Why Get Treated?

Hide Video Transcript

Video Transcript

Nancy Reau, MD Associate Professor of Medicine, University of Chicago
Hepatitis C is a virus that infects the liver but is carried through the blood or other bodily fluids. That means that most people who are infected with Hepatitis C, even though it is a liver disease, are exposed through contaminated blood such as a blood transfusion, or sharing needles or a needle stick injury, sexual transmission, or even being exposed at the time of birth.

Also blood transfusions or other products that have been infected with Hepatitis C are easy ways to get exposed to Hepatitis C. When you are infected with Hepatitis C, the liver doesn't have a lot if signals to let you know that it is stressed, because of that we call it a silent killer. Because the liver has to be severely damaged before you have liver specific complaints. Traditionally Hepatitis C treatment was hampered by the fact that the medicines had a lot of toxicity.

Nearly every individual who was treated felt some form of a side effect from that therapy. Now the pill regiments do have potential side effects but these are usually easy to manage. Some have headaches, mild nausea, itching, sun sensitivity, but again these things typically do not limit our ability to get someone through a course of therapy and cured of their disease.

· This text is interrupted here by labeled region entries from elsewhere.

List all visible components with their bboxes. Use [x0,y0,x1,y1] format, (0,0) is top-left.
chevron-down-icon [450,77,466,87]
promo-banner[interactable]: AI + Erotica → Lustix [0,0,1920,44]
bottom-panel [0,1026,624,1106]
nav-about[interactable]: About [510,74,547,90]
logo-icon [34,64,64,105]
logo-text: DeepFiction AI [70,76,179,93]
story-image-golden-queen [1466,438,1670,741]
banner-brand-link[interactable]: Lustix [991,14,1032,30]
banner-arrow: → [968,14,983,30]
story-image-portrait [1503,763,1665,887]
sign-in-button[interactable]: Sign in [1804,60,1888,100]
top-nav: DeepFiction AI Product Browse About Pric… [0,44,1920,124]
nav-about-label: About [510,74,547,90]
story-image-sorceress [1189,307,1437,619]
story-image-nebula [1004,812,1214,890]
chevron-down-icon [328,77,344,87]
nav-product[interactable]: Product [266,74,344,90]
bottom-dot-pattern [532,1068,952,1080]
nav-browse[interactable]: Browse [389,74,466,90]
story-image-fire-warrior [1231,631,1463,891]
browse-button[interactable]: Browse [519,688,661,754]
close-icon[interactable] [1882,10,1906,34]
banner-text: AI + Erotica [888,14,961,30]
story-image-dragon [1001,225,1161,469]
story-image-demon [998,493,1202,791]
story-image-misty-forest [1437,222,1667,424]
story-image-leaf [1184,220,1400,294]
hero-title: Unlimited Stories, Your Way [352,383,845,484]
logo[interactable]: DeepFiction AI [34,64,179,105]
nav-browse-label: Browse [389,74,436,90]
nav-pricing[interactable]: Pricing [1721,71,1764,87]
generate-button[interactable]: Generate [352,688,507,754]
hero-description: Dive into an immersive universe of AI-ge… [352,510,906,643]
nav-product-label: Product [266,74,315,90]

So if you miss doses that means that virus now has the opportunity to re-cooperate from the medicine and become active. And if you have a virus that is active in the presence of not enough drug, the virus can make mutations or mistakes that make that medicine not as effective against the virus. So skipping doses or taking a break from your Hepatitis C therapy can make your hepatitis outsmart the medicines that we need to use to cure it. And having resistance to those medicines might impact what other medicines we can use in the future if this therapy would fail.

So we used to think that cirrhosis was permanent or that scar tissue was permanent and now we know that if we can cure the Hepatitis C, the liver is a very regenerative organ. Some people, nearly all people, will show an improvement in their liver over time. And some people with cirrhosis may even reverse their cirrhosis to a much healthier liver, but since we can't guarantee that if you have advanced disease we still recommend that you are regularly followed.